David doesn’t actually write “my heart” here. He writes, “my kidneys,” Hebrew kilyah. According to an article in the American Journal of Nephrology, “While the Syrians and the Arabs viewed the liver as the center of life, the kidneys, in contrast, held a primary place of importance in Israel. In Hebrew tradition, they were considered to be the most important internal organs along with the heart. In the Old Testament most frequently the kidneys are associated with the most inner stirrings of emotional life. But they are also viewed as the seat of the secret thoughts of the human... the kidneys thus are primarily used as a metaphor for the core of the person, for the area of greatest vulnerability.”

Sounds a bit strange, but perhaps not unlike the way we use the word “heart”; after all, the translators merely substituted one organ for another. Internal organs that function in involuntary darkness. Have you marveled at the recesses of your body, the things it does where no light ever shines? Your atrial valves opening, the ventricles contracting, millions of nephrons filtering a hundred milliliters a minute? In college, while every else partied on a Friday night, I would slip into a dark lab, anesthetize rats, and filet them open to find their kidneys. I saw my first live human kidney during a laparoscopic case my third year of medical school. I remember the first time I slipped my gloved hand into the recesses of a patient’s open abdomen, slippery organs parting before my fingers. 

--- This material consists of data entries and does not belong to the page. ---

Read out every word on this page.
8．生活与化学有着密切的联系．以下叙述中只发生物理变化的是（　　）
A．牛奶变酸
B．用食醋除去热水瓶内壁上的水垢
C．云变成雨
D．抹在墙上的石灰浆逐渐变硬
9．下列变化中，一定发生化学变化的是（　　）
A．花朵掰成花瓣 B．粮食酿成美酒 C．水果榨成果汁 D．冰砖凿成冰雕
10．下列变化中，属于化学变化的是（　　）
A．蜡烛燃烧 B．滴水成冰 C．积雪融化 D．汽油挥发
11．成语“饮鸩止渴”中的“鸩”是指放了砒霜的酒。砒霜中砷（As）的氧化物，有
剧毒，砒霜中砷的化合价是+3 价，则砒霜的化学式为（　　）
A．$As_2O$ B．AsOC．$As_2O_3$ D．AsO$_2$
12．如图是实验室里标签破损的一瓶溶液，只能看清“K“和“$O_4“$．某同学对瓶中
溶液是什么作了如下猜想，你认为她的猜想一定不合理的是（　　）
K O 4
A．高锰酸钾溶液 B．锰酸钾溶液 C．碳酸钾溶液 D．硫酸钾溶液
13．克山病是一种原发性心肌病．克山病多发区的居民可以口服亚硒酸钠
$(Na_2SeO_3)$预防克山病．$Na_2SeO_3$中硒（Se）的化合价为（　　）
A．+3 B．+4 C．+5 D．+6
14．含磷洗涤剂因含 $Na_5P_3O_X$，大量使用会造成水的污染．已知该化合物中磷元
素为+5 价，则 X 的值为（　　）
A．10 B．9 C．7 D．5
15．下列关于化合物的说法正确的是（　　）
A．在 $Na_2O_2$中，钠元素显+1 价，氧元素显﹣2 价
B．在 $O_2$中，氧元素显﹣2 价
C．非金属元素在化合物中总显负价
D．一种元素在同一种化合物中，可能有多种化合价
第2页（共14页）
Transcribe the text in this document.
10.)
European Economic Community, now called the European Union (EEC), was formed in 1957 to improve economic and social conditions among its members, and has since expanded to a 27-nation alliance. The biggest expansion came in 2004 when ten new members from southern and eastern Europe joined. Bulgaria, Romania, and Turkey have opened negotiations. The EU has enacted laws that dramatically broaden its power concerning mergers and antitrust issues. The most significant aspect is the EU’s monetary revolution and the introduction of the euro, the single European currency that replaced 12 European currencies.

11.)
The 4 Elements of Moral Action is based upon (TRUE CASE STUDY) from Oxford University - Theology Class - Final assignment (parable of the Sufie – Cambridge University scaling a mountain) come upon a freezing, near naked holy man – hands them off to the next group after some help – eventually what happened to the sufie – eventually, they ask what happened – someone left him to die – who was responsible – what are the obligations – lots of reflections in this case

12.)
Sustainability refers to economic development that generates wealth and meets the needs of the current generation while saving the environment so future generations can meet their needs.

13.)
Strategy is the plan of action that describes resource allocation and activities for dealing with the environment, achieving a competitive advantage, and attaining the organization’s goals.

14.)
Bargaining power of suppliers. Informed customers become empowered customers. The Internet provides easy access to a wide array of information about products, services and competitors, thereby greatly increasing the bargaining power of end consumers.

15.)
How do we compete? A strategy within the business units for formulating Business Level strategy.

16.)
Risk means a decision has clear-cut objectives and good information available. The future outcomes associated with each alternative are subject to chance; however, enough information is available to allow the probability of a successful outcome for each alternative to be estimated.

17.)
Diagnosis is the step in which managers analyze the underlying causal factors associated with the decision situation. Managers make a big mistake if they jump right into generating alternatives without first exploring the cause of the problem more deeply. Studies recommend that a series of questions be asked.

Makes me think about mental laparotomies in the dark. In the moments stripped of distractions and prompts, lying there at night, where do our minds wander? What do we habitually think about when we don’t have to think about anything? What do we most like daydreaming about? What fantasies give us most comfort? What unprompted feelings surface in the dark? What involuntary longings rise?

Perhaps we think about a romantic figure or storyline, a dream house, a fantasy vacation, a job promotion, an object to acquire. Perhaps we feel anxiety, anger, boredom, despair, anticipation. These things, David says, teach us something valuable. Those feelings may be our truest ones; those longings a window into the deepest parts of ourselves. The things we think about, as Temple suggests, may be what we truly adore, what we worship. They are our gods. To consume them without regard, Keller suggests, is like popping pieces of candy between meals: these habitual comforts can blunt our hunger for God.

At times my thoughts in the night have illuminated lifelong addictions or idols that I have needed to work through. At times they relate to aspects of myself I have been unable to exercise in this stage of life, and for which I am thankful. At times they are sheer escapism, and I need to face what I fear. What do your thoughts and feelings tend towards in the dark, and what do they teach you?